One-stop shopping for financial services may not be such a great idea after all.
That conclusion emerged at Jupiter Communications' first financial services conference, which last month gathered bankers, brokers, software developers, and Web-based companies in San Francisco to assess the future of "portals for consumer finance."
The conclusion goes against the banking industry's high regard for financial supermarkets. Citicorp and Travelers Group have made one-stop shopping a cornerstone of their recently approved merger.
"But customers will not be won over" simply because one financial institution offers an array of products, said Nicole Vanderbilt, senior analyst and director of the digital commerce group at Jupiter, a research firm based in New York.
Because the Internet lets consumers comparison shop, on-line financial battles are likely to be fought over who can design the best "portal," or gateway, to a range of financial services from numerous providers.

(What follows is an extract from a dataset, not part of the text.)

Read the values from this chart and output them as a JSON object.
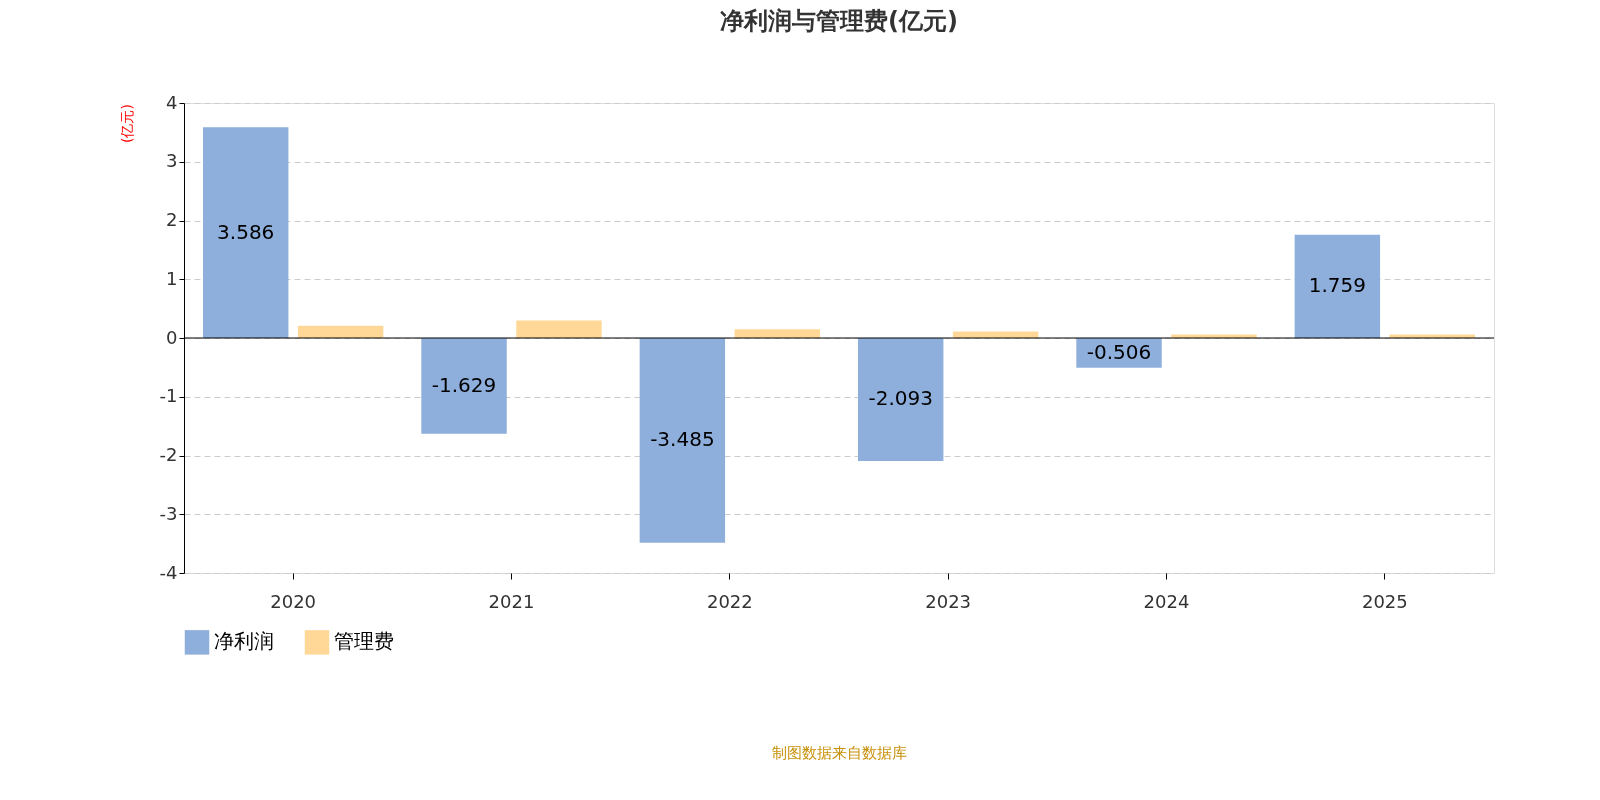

The winners could be existing Web portals like Yahoo, Excite, and America Online; software companies such as Intuit Inc. and Microsoft Corp.; on-line brokers; and banks.
David Pottruck, president and co-chief executive officer of Charles Schwab & Co., said his company intends to win the gateway race by positioning itself as a "hub" of financial services that facilitates transactions and provides customized investment information and education.

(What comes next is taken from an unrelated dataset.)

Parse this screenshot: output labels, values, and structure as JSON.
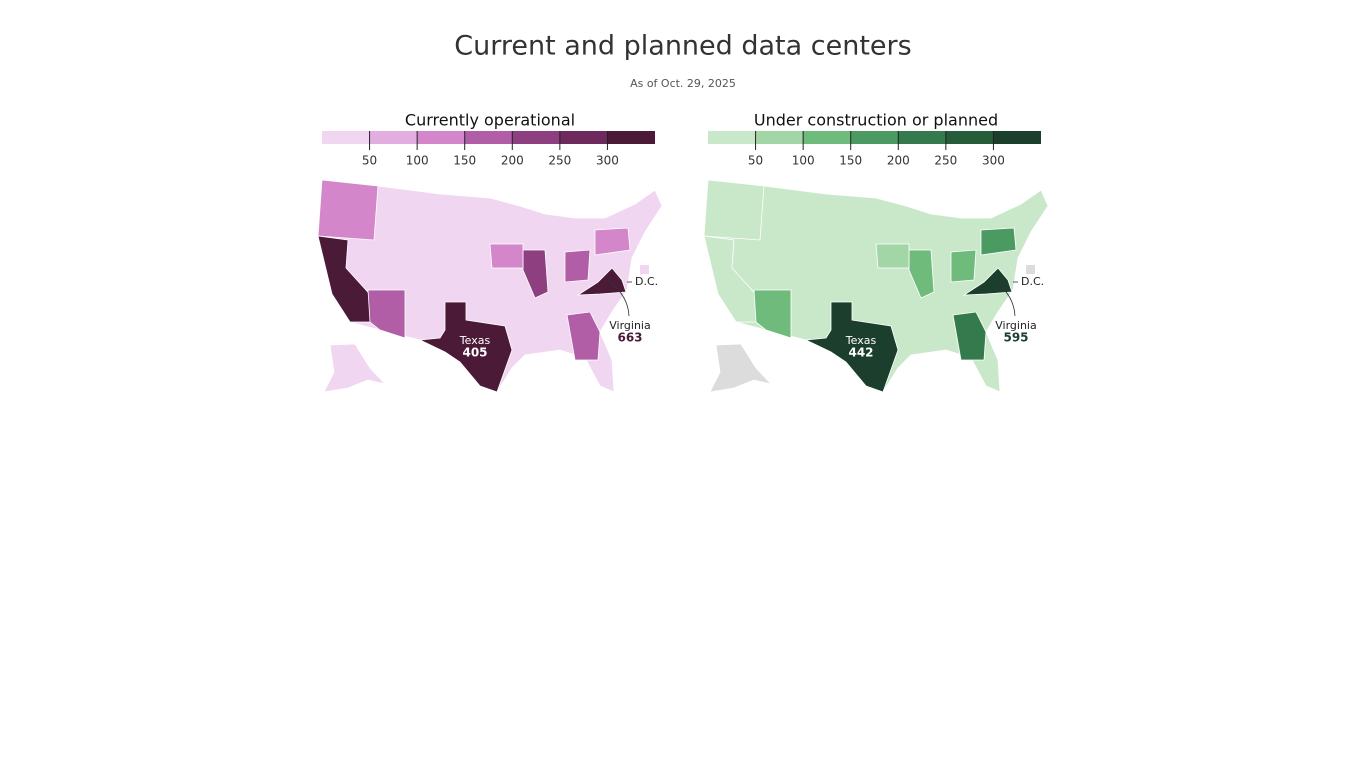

Jupiter officials released a report stating that brokers were beating banks to "portal status."
The study projected that discount brokers would achieve 31% of the market for Web-based personal finance by 2002 and on-line banks only 18%.
"To date, discount brokerages are the only institutions that have understood the needs of the on-line consumer," said Ms. Vanderbilt.
Jeff Mallett, chief operating officer of Yahoo, took issue with Jupiter's stand. He argued that Yahoo's 27 million users-18 million of whom are registered -make it a force to contend with. "We see ourselves as a lifestyle company where people from all walks of life can come and pay bills or make purchases," said Mr. Mallet.
Financial institution representatives also took issue with Jupiter's weighing in behind brokers. Banks' eroding share of the market for investment dollars "has nothing to do with the on-line space," said Blaise Heltai, senior vice president of on-line financial services at Fleet Financial Group.
Others countered that size and market capitalization give banks an advantage that few of the relatively small discount brokerage houses can match.